Un référendum n’est en rien l’expression d’une démocratie directe, bien au contraire. Qui décide du moment, de la question, de celles et ceux qui peuvent voter ? Le référendum est un dispositif qui par essence est détenu par un pouvoir vertical et concentré. Si les décisions étaient discutées autrement, à la base et entre égaux, il n’y aurait jamais besoin de référendum… C’est d’ailleurs un dispositif qui exprime bien l’infantilisation dans laquelle l’Etat maintient ses citoyens : répondez juste par oui ou par non, puis fermez-la.

Nous avons déjà connu des référendums lors de luttes locales, à Caen. En avril 2006, la fac est occupée depuis un bon mois par des centaines de personnes qui y vivent pleinement et expérimentent d’autres manières de vivre et de s’organiser. Assemblées populaires, blocages de périph et de gare, occupations de bâtiments administratifs, affrontements avec la police, sabotages et manifs de rue se multiplient non seulement contre le Contrat Première Embauche, mais contre la précarité, et de plus en plus clairement pour toujours plus de gens contre cette société en général. Le 10 avril, le gouvernement retire le CPE. Les grévistes continuent la lutte, et refusent de s’arrêter en si bon chemin. Dès le lendemain de l’annonce gouvernementale, des heurts ont encore lieu avec les flics. La direction de l’Université, avec l’appui des pouvoirs publics, organise finalement un référendum : pour ou contre le blocage de la fac. Le refus du blocage étant vainqueur, l’assemblée générale de lutte abdique et les bâtiments sont vidés et rendus à leur usage normal, sauf une annexe tenue malgré tout jusqu’à l’été. L’Université a alors repris sa fonction. Le mouvement s’est peu à peu épuisé, coupé de ce qui faisait sa force : un arrêt de la routine en tenant un lieu de vie et d’organisation commun ouvert à tous et à toutes.

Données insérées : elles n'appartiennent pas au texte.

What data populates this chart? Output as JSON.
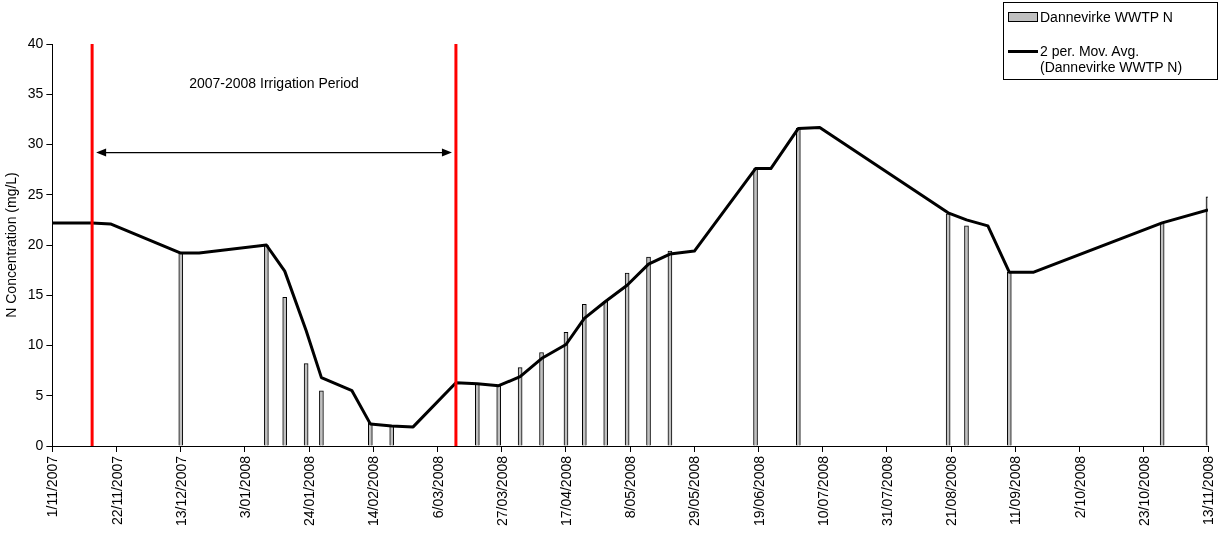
{
  "chart_data": {
    "type": "bar",
    "ylabel": "N Concentration (mg/L)",
    "annotations": [
      "2007-2008 Irrigation Period"
    ],
    "xlim": [
      "2007-11-01",
      "2008-11-13"
    ],
    "xticks": [
      {
        "value": "2007-11-01",
        "label": "1/11/2007"
      },
      {
        "value": "2007-11-22",
        "label": "22/11/2007"
      },
      {
        "value": "2007-12-13",
        "label": "13/12/2007"
      },
      {
        "value": "2008-01-03",
        "label": "3/01/2008"
      },
      {
        "value": "2008-01-24",
        "label": "24/01/2008"
      },
      {
        "value": "2008-02-14",
        "label": "14/02/2008"
      },
      {
        "value": "2008-03-06",
        "label": "6/03/2008"
      },
      {
        "value": "2008-03-27",
        "label": "27/03/2008"
      },
      {
        "value": "2008-04-17",
        "label": "17/04/2008"
      },
      {
        "value": "2008-05-08",
        "label": "8/05/2008"
      },
      {
        "value": "2008-05-29",
        "label": "29/05/2008"
      },
      {
        "value": "2008-06-19",
        "label": "19/06/2008"
      },
      {
        "value": "2008-07-10",
        "label": "10/07/2008"
      },
      {
        "value": "2008-07-31",
        "label": "31/07/2008"
      },
      {
        "value": "2008-08-21",
        "label": "21/08/2008"
      },
      {
        "value": "2008-09-11",
        "label": "11/09/2008"
      },
      {
        "value": "2008-10-02",
        "label": "2/10/2008"
      },
      {
        "value": "2008-10-23",
        "label": "23/10/2008"
      },
      {
        "value": "2008-11-13",
        "label": "13/11/2008"
      }
    ],
    "ylim": [
      0,
      40
    ],
    "yticks": [
      0,
      5,
      10,
      15,
      20,
      25,
      30,
      35,
      40
    ],
    "grid": false,
    "legend": "top right",
    "ref_lines": [
      {
        "axis": "x",
        "value": "2007-11-14",
        "color": "#ff0000"
      },
      {
        "axis": "x",
        "value": "2008-03-12",
        "color": "#ff0000"
      }
    ],
    "series": [
      {
        "name": "Dannevirke WWTP N",
        "color": "#c0c0c0",
        "x": [
          "2007-12-13",
          "2008-01-10",
          "2008-01-16",
          "2008-01-23",
          "2008-01-28",
          "2008-02-13",
          "2008-02-20",
          "2008-03-19",
          "2008-03-26",
          "2008-04-02",
          "2008-04-09",
          "2008-04-17",
          "2008-04-23",
          "2008-04-30",
          "2008-05-07",
          "2008-05-14",
          "2008-05-21",
          "2008-06-18",
          "2008-07-02",
          "2008-08-20",
          "2008-08-26",
          "2008-09-09",
          "2008-10-29",
          "2008-11-13"
        ],
        "values": [
          19.2,
          20.0,
          14.8,
          8.2,
          5.5,
          2.3,
          2.0,
          6.2,
          6.0,
          7.8,
          9.3,
          11.3,
          14.1,
          14.4,
          17.2,
          18.8,
          19.4,
          27.6,
          31.6,
          23.1,
          21.9,
          17.3,
          22.2,
          24.8
        ]
      },
      {
        "name": "2 per. Mov. Avg. (Dannevirke WWTP N)",
        "type": "line",
        "color": "#000000",
        "x": [
          "2007-11-01",
          "2007-11-14",
          "2007-11-20",
          "2007-12-13",
          "2007-12-19",
          "2008-01-10",
          "2008-01-16",
          "2008-01-23",
          "2008-01-28",
          "2008-02-07",
          "2008-02-13",
          "2008-02-20",
          "2008-02-27",
          "2008-03-12",
          "2008-03-19",
          "2008-03-26",
          "2008-04-02",
          "2008-04-09",
          "2008-04-17",
          "2008-04-23",
          "2008-04-30",
          "2008-05-07",
          "2008-05-14",
          "2008-05-21",
          "2008-05-29",
          "2008-06-18",
          "2008-06-23",
          "2008-07-02",
          "2008-07-09",
          "2008-08-20",
          "2008-08-26",
          "2008-09-02",
          "2008-09-09",
          "2008-09-17",
          "2008-10-29",
          "2008-11-13"
        ],
        "values": [
          22.2,
          22.2,
          22.1,
          19.2,
          19.2,
          20.0,
          17.4,
          11.5,
          6.8,
          5.5,
          2.2,
          2.0,
          1.9,
          6.3,
          6.2,
          6.0,
          6.9,
          8.7,
          10.1,
          12.7,
          14.4,
          16.0,
          18.1,
          19.1,
          19.4,
          27.6,
          27.6,
          31.6,
          31.7,
          23.2,
          22.5,
          21.9,
          17.3,
          17.3,
          22.2,
          23.5
        ]
      }
    ]
  }
}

La stratégie était simple : non seulement limiter la question de la lutte à une modalité de son organisation, à savoir l’occupation des bâtiments universitaires, mais en plus s’adresser qu’aux étudiants et étudiantes, contrôle des papiers à l’appui pour voter. Or, la force de cette lutte était justement que s’y croisaient étudiants et étudiantes, lycéens et lycéennes, travailleurs et travailleuses, chômeurs et chômeuses. Tout le monde est concerné par la révolte pour l’émancipation.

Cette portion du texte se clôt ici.